It is important to understand the differences between “Put,” (HTTP PUT by a client) “Post,” (HTTP POST by a client) “Copy,” (through the S3 console or API) and “Complete Multipart Upload” (direct multipart upload from the client) since they all are considered “Object Created” events by S3.

 

If you want each of these event types to trigger your function, you can simply select the parent element in the dropdown list.

 

Testing

Testing

To make sure everything works, create a simple text file containing your name and upload it to S3. You can then navigate to the “Monitoring” tab within the Lambda console and see if your function executed.

You can then click the link to be taken to CloudWatch Logs where you can see the full logs of your function’s execution.

 

When AWS Lambda Isn’t the Answer

As promised at the beginning of this blog, I will take a pause in the technical documentation for a bit to discuss the theory and hypotheticals involved when considering a switch to Lambda.

 

As I have mentioned, the event-driven computing model is one designed to solve a slightly different set of problems than traditional computing, but still shares some overlap.
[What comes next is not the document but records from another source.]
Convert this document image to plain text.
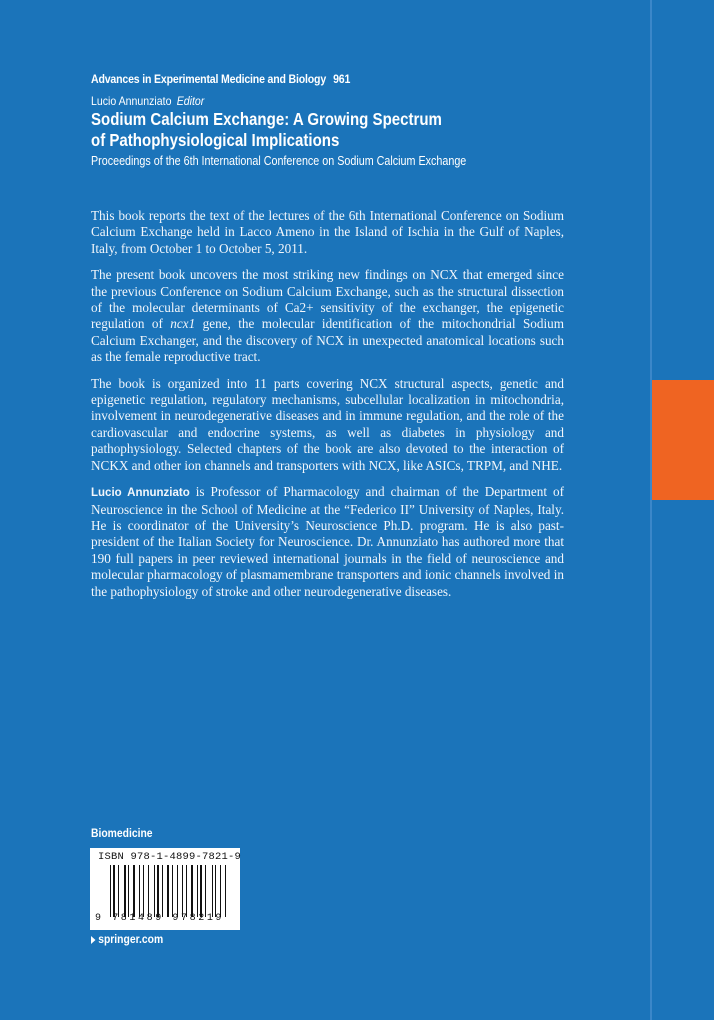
Advances in Experimental Medicine and Biology 961
Lucio Annunziato Editor
Sodium Calcium Exchange: A Growing Spectrum
of Pathophysiological Implications
Proceedings of the 6th International Conference on Sodium Calcium Exchange

This book reports the text of the lectures of the 6th International Conference on Sodium Calcium Exchange held in Lacco Ameno in the Island of Ischia in the Gulf of Naples, Italy, from October 1 to October 5, 2011.

The present book uncovers the most striking new findings on NCX that emerged since the previous Conference on Sodium Calcium Exchange, such as the structural dissection of the molecular determinants of Ca2+ sensitivity of the exchanger, the epigenetic regulation of ncx1 gene, the molecular identification of the mitochondrial Sodium Calcium Exchanger, and the discovery of NCX in unexpected anatomical locations such as the female reproductive tract.

The book is organized into 11 parts covering NCX structural aspects, genetic and epigenetic regulation, regulatory mechanisms, subcellular localization in mitochondria, involvement in neurodegenerative diseases and in immune regulation, and the role of the cardiovascular and endocrine systems, as well as diabetes in physiology and pathophysiology. Selected chapters of the book are also devoted to the interaction of NCKX and other ion channels and transporters with NCX, like ASICs, TRPM, and NHE.

Lucio Annunziato is Professor of Pharmacology and chairman of the Department of Neuroscience in the School of Medicine at the “Federico II” University of Naples, Italy. He is coordinator of the University’s Neuroscience Ph.D. program. He is also past-president of the Italian Society for Neuroscience. Dr. Annunziato has authored more that 190 full papers in peer reviewed international journals in the field of neuroscience and molecular pharmacology of plasmamembrane transporters and ionic channels involved in the pathophysiology of stroke and other neurodegenerative diseases.

Biomedicine
ISBN 978-1-4899-7821-9
9 781489 978219
springer.com
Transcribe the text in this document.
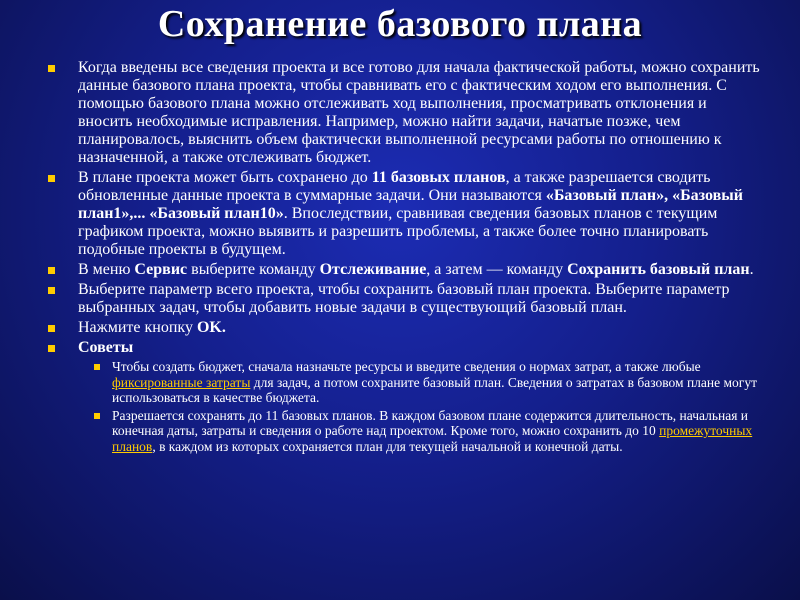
Сохранение базового плана
Когда введены все сведения проекта и все готово для начала фактической работы, можно сохранить данные базового плана проекта, чтобы сравнивать его с фактическим ходом его выполнения. С помощью базового плана можно отслеживать ход выполнения, просматривать отклонения и вносить необходимые исправления. Например, можно найти задачи, начатые позже, чем планировалось, выяснить объем фактически выполненной ресурсами работы по отношению к назначенной, а также отслеживать бюджет.
В плане проекта может быть сохранено до 11 базовых планов, а также разрешается сводить обновленные данные проекта в суммарные задачи. Они называются «Базовый план», «Базовый план1»,... «Базовый план10». Впоследствии, сравнивая сведения базовых планов с текущим графиком проекта, можно выявить и разрешить проблемы, а также более точно планировать подобные проекты в будущем.
В меню Сервис выберите команду Отслеживание, а затем — команду Сохранить базовый план.
Выберите параметр всего проекта, чтобы сохранить базовый план проекта. Выберите параметр выбранных задач, чтобы добавить новые задачи в существующий базовый план.
Нажмите кнопку OK.
Советы
Чтобы создать бюджет, сначала назначьте ресурсы и введите сведения о нормах затрат, а также любые фиксированные затраты для задач, а потом сохраните базовый план. Сведения о затратах в базовом плане могут использоваться в качестве бюджета.
Разрешается сохранять до 11 базовых планов. В каждом базовом плане содержится длительность, начальная и конечная даты, затраты и сведения о работе над проектом. Кроме того, можно сохранить до 10 промежуточных планов, в каждом из которых сохраняется план для текущей начальной и конечной даты.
Working with Lambda requires a fundamental shift in the way developers treat the environment in which their code runs.

 

Host Access

Host Access

The first, and most obvious difference, between Lambda and traditional AWS setups is that access to the host instance is much more restricted. This affects everything from logging and monitoring to troubleshooting and development.

 

Previously, developers launching EC2 servers were essentially given free rein over the environment; they could SSH into the instance, download specific packages, utilize package managers, apply specific sets of updates, create periodic tasks, script workloads, and essentially have root or administrative access to a Linux or Windows server. With Lambda, none of this is true.

 

The concept of a “host” is abstracted away in favor of a code-focused development environment. While AWS has given us some clues into the actual host environment (an Amazon Linux AMI), everything else is quite opaque and access to this instance is severely restricted.

 

If you’re considering using Lambda, first ask the following questions:

  • Does your application rely on a heavily configured AMI?
  • Do you install multiple dependencies before running your application?
  • Do you frequently SSH into your host instances?
  • Does your application rely on native OS interaction (such as user accounts)?
  • Does your application require extensive testing or reconfiguration each time the host OS updates?
  • Do you tend to apply the latest OS patches and security updates minutes after they’re released?
  • Do you have multiple user accounts accessing your host instance via SSH/Telnet/some other protocol?
  • Do you require the ability to directly access system, access, and security logs of the host?
  • Does your application utilize utilities that change underlying OS settings or preferences (i.e. max open network connections, max file handlers, etc.)?

 

Do your auditing, compliance, or regulatory needs require you to save snapshots of the host OS during a security incident?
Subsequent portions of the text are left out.